While EBITDA is a common financial metric, using it as a deduction benchmark can significantly raise effective tax rates for businesses with substantial financing costs.

Illustrative Example:

  • Annual Sales: Dh3 billion

  • Net Profit: Dh30 million

  • Interest Expenditure: Dh200 million

  • EBITDA: Dh230 million

  • Allowable Interest Deduction: 30 per cent of AED 230 million = Dh69 million

  • Non-Deductible Interest: Dh131 million

  • Adjusted Taxable Income: Dh161 million

  • Tax Payable at 9%: Dh14,456,250

  • Effective Tax Rate: 48.19 per cent

This increased tax rate poses financial challenges for debt-reliant industries, potentially discouraging investment.

Global Best Practices and Considerations

Many countries apply sector-sensitive approaches to interest deduction rules. OECD guidelines emphasise proportionality, and several jurisdictions offer exemptions for highly leveraged sectors to maintain investment viability.

Gopu Rama Naidu, Founder and Managing Partner, KGRN Chartered Accountants

Recommendations for Policy Refinement

1. Industry-Specific Adjustments – Relief for commodity traders, infrastructure, and energy sectors to reflect their capital-intensive nature.

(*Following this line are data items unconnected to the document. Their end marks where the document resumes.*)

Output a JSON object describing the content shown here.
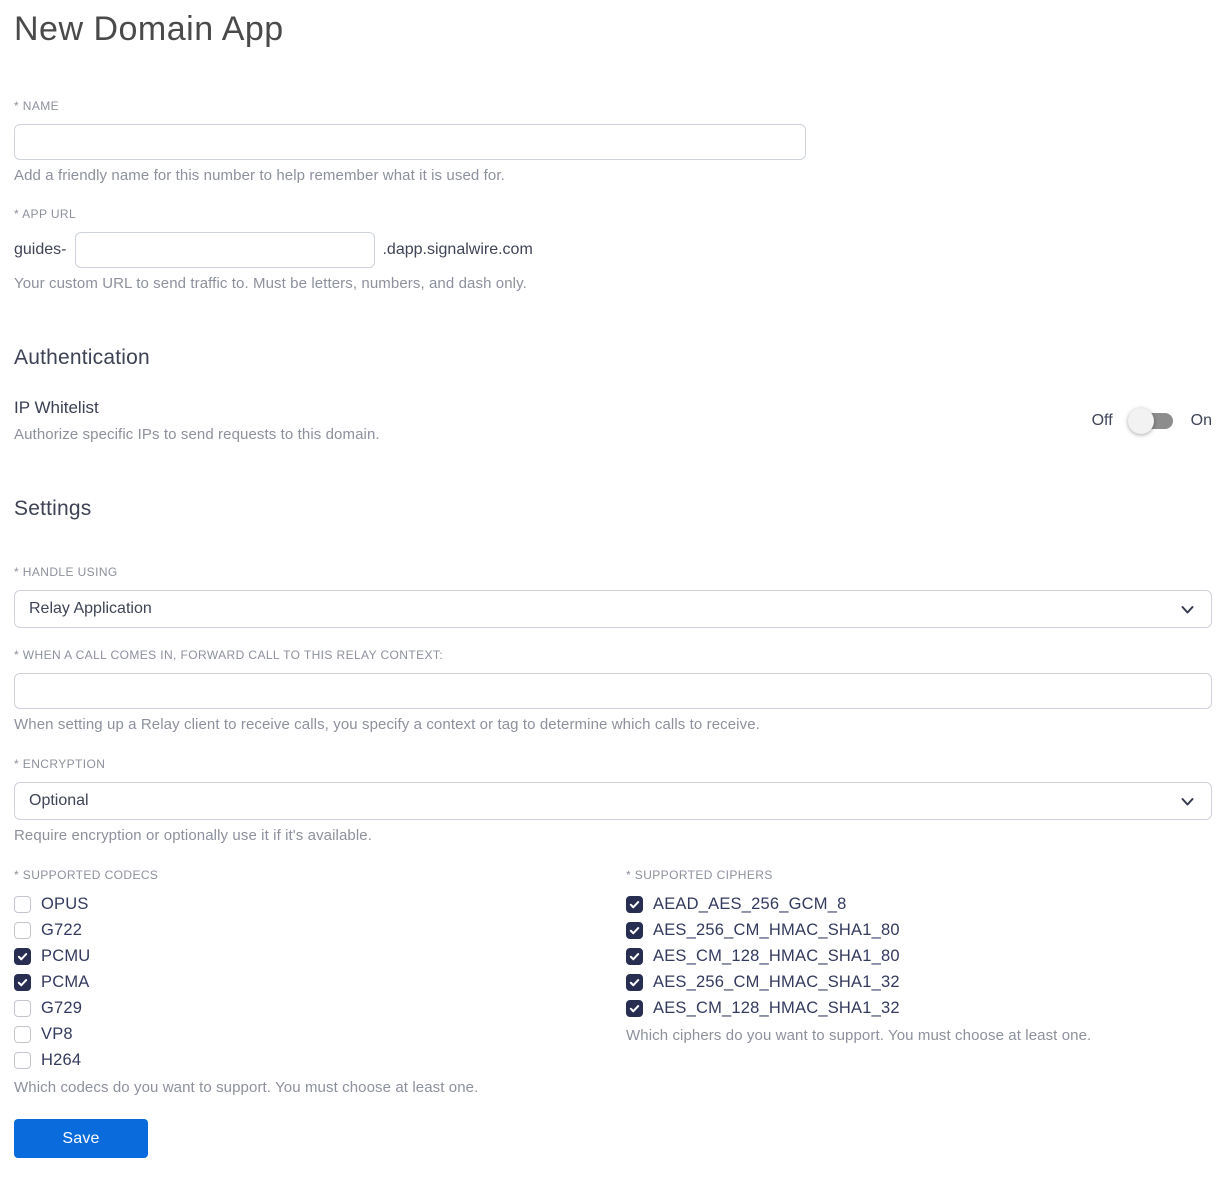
{
  "page": {
    "title": "New Domain App"
  },
  "name_field": {
    "label": "* NAME",
    "value": "",
    "help": "Add a friendly name for this number to help remember what it is used for."
  },
  "app_url_field": {
    "label": "* APP URL",
    "prefix": "guides-",
    "value": "",
    "suffix": ".dapp.signalwire.com",
    "help": "Your custom URL to send traffic to. Must be letters, numbers, and dash only."
  },
  "authentication": {
    "heading": "Authentication",
    "ip_whitelist": {
      "label": "IP Whitelist",
      "help": "Authorize specific IPs to send requests to this domain.",
      "off_label": "Off",
      "on_label": "On",
      "state": "off"
    }
  },
  "settings": {
    "heading": "Settings",
    "handle_using": {
      "label": "* HANDLE USING",
      "value": "Relay Application"
    },
    "relay_context": {
      "label": "* WHEN A CALL COMES IN, FORWARD CALL TO THIS RELAY CONTEXT:",
      "value": "",
      "help": "When setting up a Relay client to receive calls, you specify a context or tag to determine which calls to receive."
    },
    "encryption": {
      "label": "* ENCRYPTION",
      "value": "Optional",
      "help": "Require encryption or optionally use it if it's available."
    },
    "codecs": {
      "label": "* SUPPORTED CODECS",
      "help": "Which codecs do you want to support. You must choose at least one.",
      "options": [
        {
          "label": "OPUS",
          "checked": false
        },
        {
          "label": "G722",
          "checked": false
        },
        {
          "label": "PCMU",
          "checked": true
        },
        {
          "label": "PCMA",
          "checked": true
        },
        {
          "label": "G729",
          "checked": false
        },
        {
          "label": "VP8",
          "checked": false
        },
        {
          "label": "H264",
          "checked": false
        }
      ]
    },
    "ciphers": {
      "label": "* SUPPORTED CIPHERS",
      "help": "Which ciphers do you want to support. You must choose at least one.",
      "options": [
        {
          "label": "AEAD_AES_256_GCM_8",
          "checked": true
        },
        {
          "label": "AES_256_CM_HMAC_SHA1_80",
          "checked": true
        },
        {
          "label": "AES_CM_128_HMAC_SHA1_80",
          "checked": true
        },
        {
          "label": "AES_256_CM_HMAC_SHA1_32",
          "checked": true
        },
        {
          "label": "AES_CM_128_HMAC_SHA1_32",
          "checked": true
        }
      ]
    }
  },
  "actions": {
    "save_label": "Save"
  },
  "colors": {
    "accent_blue": "#0a6bdc",
    "checkbox_checked": "#272e52",
    "toggle_track": "#8d8d8d",
    "label_gray": "#8d919d",
    "body_text": "#3f4456"
  }
}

2. Increased Deduction Threshold – Raising the cap to 50 per cent of EBITDA to provide greater flexibility for debt-financed businesses.

3. Gradual Implementation – Phased adoption to help businesses transition to new financial structures.

4. Alternative Financial Metrics – Using debt-equity ratios instead of EBITDA-based limitations to ensure fairer taxation.

Conclusion

The Interest Deduction Limitation Rule is a key component of the UAE’s tax framework. However, an approach that considers sector-specific financial structures while maintaining fiscal integrity will enhance investment attractiveness. By engaging with businesses and industry experts, policymakers can foster a tax environment that supports long-term economic growth.